Hasil dari perundingan ini adalah menghentikan perang gerilya dan Indonesia-Belanda bekerja sama dalam
memelihara ketertiban dan keamanan. Kembalinya pemerintah RI ke Yogyakarta dan bersedia turut serta
dalam Konferensi Meja Bundar yang akan dilaksanakan dalam waktu dekat.

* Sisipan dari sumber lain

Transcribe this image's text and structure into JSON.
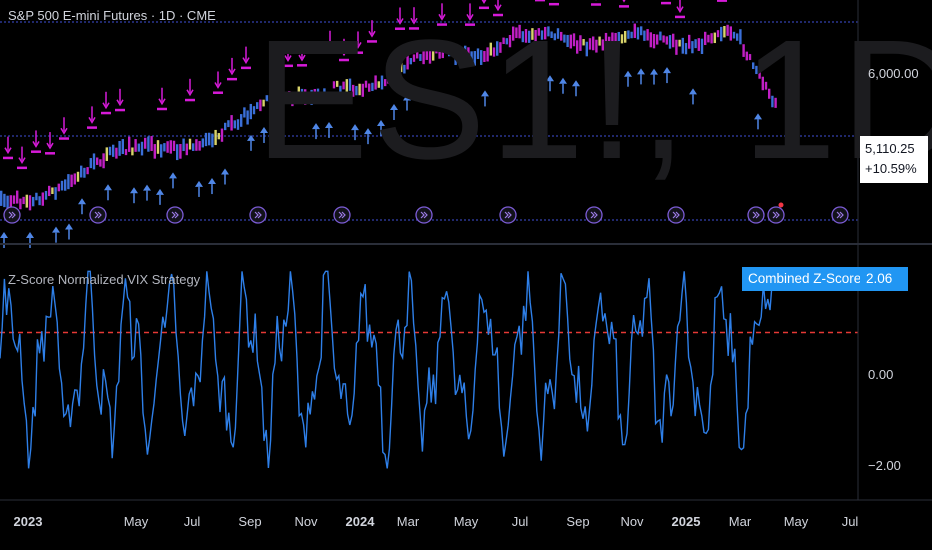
{
  "header": {
    "title": "S&P 500 E-mini Futures · 1D · CME",
    "watermark": "ES1!, 1D"
  },
  "price_axis": {
    "label_top": "6,000.00"
  },
  "price_tag": {
    "price": "5,110.25",
    "change": "+10.59%"
  },
  "indicator": {
    "title": "Z-Score Normalized VIX Strategy",
    "series_label": "Combined Z-Score",
    "value": "2.06",
    "axis_labels": [
      "0.00",
      "−2.00"
    ],
    "threshold": 1,
    "ylim": [
      -2.3,
      2.6
    ]
  },
  "time_axis": {
    "labels": [
      "2023",
      "May",
      "Jul",
      "Sep",
      "Nov",
      "2024",
      "Mar",
      "May",
      "Jul",
      "Sep",
      "Nov",
      "2025",
      "Mar",
      "May",
      "Jul"
    ]
  },
  "colors": {
    "background": "#000000",
    "line": "#2e7fe8",
    "threshold": "#e53935",
    "long_marker": "#4f86e6",
    "short_marker": "#d61ad8",
    "candle_up": "#3a6fd8",
    "candle_down": "#c01fc4",
    "candle_neutral": "#d8d36a",
    "grid_dotted": "#3f51d8"
  },
  "chart_data": {
    "type": "line",
    "title": "Combined Z-Score",
    "xlabel": "",
    "ylabel": "",
    "ylim": [
      -2.3,
      2.6
    ],
    "series": [
      {
        "name": "Combined Z-Score",
        "values": []
      }
    ]
  }
}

 Konferensi Inter-Indonesia

Sebelum pelaksanaan Konferensi Meja Bundar diadakan Konferensi Inter-Indonesia yaitu Republik Indonesia
dengan BFO (Bijeenkomst voor Federal Overleg) atau Badan Permusyawaratan Federal. Mula-mula
diselenggarakan di Yogyakarta pada tanggal 19 – 22 Juli 1949, kemudian dilanjutkan di Jakarta pada tanggal
30 Juli 1949. Keputusan penting antara lain negara yang akan dibentuk nanti dinamakan RIS, APRIS (Angkatan
Perang Republik Indonesia Serikat) adalah angkatan perang nasional, dan TNI menjadi inti APRIS.
 Konferensi Meja Bundar

Konferensi Meja Bundar dilaksanakan di Den Haag, Belanda. Delegasi Belanda dipimpin oleh van
Maarseveen. Delegasi Indonesia dipimpin Drs. Moh. Hatta, untuk delegasi BFO (forum permusyawaratan
federal yang terdiri atas Negara-negara boneka buatan Belanda) dipimpin oleh Sultan Hamid II. Sidang
berlangsung pada tanggal 23 Agustus sd 2 November 1949. KMB menghasilkan beberapa keputusan penting,
yaitu Belanda mengakui kedaulatan Indonesia paling lambat 30 Desember 1949. Selain itu, Indonesia
berbentuk negara serikat dan merupakan sebuah uni dengan Belanda. Uni Indonesia-Belanda dipimpin oleh
Ratu Belanda. Namun, permasalahan Irian Barat masih merupakan daerah perselisihan dan akan diselesaikan
dalam waktu satu tahun.
Meskipun tidak memuaskan banyak pihak, tetapi itulah hasil optimal yang dapat diperoleh. Akhirnya, pada
tanggal 27 Desember 1949 dilakukan penyerahan kedaulatan dari Belanda kepada RIS. Bangsa Indonesia
melalui perjuangan bersenjata dan diplomasi memaksa Belanda untuk mengakui kedaulatan negara Republik
Indonesia dan mendesak keluar dari wilayah RI yang ditandai dengan upacara pengakuan kedaulatan
Indonesia sebagai tindak lanjut dari pelaksanaan KMB antara Indonesia-Belanda.